Parker bit her lip. "Oh." But she had nothing to worry about, Nate would never leave them, right? Right? "Are you going to find it?"

"We will, we just need to figure out where it's hiding." Sam replied confidently and started going through his nightly routine. Emotionally numb, Parker sat uncomfortably on the floor while her (very broken) rib started to throb painfully. It was one thing to read about monsters, but to hear it from another person? She shivered and wiggled against the duct tape.

Dean seemed to notice because he stole some pillows and sheets from Sam's and his beds and made a nest for Parker between the two. Neither spoke and Dean's small gesture of kindness towards the thief was never mentioned again.

When Sam came back from the bathroom, he found Parker curled up in a tight ball in the middle of a pillow nest and Dean reclined in his bed, innocently reading from the Gideon Bible that Mrs. Franklin stocked in each room.

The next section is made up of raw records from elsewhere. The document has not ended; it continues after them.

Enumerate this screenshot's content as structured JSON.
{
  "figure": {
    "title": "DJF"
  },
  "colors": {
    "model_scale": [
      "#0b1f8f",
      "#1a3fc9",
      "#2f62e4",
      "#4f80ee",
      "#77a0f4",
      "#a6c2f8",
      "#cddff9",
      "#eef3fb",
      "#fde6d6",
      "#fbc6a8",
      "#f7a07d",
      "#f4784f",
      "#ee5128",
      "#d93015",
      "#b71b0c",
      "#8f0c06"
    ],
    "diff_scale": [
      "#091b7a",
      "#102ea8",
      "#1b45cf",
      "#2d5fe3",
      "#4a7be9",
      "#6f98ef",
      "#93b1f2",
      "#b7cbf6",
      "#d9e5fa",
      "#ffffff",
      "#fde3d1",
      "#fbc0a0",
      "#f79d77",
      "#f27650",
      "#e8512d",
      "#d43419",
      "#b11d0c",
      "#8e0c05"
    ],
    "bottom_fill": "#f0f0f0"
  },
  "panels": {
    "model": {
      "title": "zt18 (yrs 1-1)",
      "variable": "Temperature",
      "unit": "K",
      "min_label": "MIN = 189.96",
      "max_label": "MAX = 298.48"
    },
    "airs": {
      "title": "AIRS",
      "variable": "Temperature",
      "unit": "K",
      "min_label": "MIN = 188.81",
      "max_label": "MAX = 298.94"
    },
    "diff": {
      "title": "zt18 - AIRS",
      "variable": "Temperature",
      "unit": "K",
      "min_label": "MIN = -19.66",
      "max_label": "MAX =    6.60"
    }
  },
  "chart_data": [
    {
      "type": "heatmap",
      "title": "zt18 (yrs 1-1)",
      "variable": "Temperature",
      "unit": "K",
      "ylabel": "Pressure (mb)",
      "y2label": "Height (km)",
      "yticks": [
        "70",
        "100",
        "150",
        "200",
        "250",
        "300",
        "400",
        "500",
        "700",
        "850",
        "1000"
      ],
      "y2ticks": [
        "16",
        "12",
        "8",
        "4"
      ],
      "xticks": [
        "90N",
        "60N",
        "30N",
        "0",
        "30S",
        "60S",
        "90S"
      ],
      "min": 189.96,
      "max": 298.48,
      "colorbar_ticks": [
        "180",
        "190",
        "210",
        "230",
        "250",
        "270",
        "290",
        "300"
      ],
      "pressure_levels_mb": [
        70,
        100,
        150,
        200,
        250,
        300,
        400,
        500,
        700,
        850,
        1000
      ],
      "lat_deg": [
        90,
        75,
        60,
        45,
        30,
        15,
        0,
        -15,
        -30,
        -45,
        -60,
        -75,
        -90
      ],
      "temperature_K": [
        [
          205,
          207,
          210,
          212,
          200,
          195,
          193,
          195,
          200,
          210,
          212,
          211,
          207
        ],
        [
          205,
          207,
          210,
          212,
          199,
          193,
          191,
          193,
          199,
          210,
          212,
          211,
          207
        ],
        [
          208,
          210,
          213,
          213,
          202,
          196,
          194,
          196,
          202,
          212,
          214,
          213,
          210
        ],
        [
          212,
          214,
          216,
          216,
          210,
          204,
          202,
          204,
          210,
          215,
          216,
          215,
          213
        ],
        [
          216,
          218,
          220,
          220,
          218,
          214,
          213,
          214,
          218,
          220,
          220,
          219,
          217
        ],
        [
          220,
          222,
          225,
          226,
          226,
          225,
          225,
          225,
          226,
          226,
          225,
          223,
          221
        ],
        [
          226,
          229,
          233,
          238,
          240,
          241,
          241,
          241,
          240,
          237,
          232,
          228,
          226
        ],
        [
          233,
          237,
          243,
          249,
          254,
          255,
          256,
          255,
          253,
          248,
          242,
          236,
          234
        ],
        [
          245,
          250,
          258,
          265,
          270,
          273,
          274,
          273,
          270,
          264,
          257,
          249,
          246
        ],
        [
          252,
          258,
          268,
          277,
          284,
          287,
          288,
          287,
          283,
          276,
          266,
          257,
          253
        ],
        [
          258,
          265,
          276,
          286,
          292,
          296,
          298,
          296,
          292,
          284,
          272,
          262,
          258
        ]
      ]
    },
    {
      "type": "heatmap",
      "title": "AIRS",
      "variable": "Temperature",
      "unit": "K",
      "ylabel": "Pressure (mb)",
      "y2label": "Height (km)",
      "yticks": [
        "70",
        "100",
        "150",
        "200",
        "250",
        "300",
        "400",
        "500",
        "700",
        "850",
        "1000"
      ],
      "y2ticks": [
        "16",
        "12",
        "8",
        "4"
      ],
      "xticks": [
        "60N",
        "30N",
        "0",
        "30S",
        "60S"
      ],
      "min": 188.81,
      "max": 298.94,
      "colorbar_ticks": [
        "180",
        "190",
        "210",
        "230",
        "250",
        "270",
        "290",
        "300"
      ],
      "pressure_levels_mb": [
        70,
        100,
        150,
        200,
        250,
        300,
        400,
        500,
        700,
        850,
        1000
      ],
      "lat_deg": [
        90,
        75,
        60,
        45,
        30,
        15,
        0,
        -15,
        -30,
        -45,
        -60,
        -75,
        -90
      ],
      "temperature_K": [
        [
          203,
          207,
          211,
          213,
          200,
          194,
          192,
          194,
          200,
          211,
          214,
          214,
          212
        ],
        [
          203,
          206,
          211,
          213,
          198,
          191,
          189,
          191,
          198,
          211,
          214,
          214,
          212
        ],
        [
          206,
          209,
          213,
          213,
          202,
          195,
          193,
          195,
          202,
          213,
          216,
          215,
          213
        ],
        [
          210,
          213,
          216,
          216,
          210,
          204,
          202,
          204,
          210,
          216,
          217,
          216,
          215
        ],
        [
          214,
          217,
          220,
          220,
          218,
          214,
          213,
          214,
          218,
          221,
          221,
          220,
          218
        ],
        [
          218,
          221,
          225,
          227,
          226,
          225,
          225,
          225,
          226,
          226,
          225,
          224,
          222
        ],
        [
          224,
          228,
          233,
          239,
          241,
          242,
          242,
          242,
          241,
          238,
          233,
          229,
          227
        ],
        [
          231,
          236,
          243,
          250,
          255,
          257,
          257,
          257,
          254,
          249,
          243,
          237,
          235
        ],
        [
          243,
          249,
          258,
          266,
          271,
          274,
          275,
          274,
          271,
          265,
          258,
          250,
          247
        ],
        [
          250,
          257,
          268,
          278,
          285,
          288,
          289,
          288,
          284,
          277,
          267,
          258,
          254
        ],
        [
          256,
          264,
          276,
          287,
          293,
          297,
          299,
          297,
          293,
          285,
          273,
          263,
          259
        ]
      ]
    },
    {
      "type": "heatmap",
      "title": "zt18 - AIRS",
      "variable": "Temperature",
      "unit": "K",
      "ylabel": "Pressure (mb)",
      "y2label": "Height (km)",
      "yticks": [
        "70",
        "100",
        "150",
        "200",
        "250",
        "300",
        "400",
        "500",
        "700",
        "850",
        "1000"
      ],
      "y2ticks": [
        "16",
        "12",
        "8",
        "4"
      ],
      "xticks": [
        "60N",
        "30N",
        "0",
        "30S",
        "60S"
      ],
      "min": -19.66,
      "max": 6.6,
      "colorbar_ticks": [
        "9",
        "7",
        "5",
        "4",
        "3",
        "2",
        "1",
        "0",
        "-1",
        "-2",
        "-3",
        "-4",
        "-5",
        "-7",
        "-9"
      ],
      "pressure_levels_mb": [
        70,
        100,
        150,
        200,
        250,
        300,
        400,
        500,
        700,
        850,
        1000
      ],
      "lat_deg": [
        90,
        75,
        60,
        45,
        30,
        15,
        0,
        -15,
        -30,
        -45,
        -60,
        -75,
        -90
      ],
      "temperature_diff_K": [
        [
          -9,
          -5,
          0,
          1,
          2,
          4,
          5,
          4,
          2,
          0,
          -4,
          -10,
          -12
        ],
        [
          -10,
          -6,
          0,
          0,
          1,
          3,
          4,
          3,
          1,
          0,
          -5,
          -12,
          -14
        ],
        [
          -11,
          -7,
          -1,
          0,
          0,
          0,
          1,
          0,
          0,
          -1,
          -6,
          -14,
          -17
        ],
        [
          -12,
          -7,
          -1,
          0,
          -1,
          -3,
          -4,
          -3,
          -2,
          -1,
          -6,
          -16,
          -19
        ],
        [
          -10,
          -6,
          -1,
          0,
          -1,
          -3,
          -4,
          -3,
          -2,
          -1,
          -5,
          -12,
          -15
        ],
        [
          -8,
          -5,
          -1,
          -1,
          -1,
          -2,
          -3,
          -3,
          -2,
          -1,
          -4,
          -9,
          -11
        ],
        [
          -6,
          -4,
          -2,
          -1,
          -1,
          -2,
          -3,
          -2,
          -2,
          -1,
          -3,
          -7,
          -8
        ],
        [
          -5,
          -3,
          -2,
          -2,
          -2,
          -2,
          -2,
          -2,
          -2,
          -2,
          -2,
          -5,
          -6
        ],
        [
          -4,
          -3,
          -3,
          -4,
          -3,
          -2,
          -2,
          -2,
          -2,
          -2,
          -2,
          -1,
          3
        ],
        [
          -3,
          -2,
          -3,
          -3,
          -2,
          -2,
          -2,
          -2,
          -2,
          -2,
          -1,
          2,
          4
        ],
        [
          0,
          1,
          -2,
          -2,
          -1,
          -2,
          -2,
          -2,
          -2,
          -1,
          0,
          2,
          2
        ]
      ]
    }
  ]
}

"Your face will stay like that if you're not careful," Dean warned him, not looking up.

"Like what?"

"Like I just shoved your gerbil through a woodchipper."

"What?" Sam found himself chuckling, though the mental image of that scenario was bound to scar him for life. "I don't have a gerbil."

Dean rubbed a tired hand over his stubble. Damn, he needed to shave. "Never mind." It was easier that way. He didn't want to talk about how things had been between them since he returned from Hell, or how freakin' angels had gotten him out of Hell in the first place. And he really didn't want to talk about how his little brother had screwed (and possibly was still screwing) a demon while he roasted in the Pit.

"Okay?" Sam said quietly and carefully stepped around Parker. His gaze slid guiltily off her duct tape-restrained body as he got into bed. "Uh, good talk, Dean. Night."

"Yeah," Dean turned on his side to face away from his brother. "Ditto." With a small sigh, he let himself relax a little and settled into pillows softer than moon beams. He froze.

Softer than moon beams? He inwardly shuddered, horrified that he had just made that comparison. He needed a bad night's rest in a crappy pay-by-the-hour before this B'n'B permanently tarnished his soul with all its homey comforts.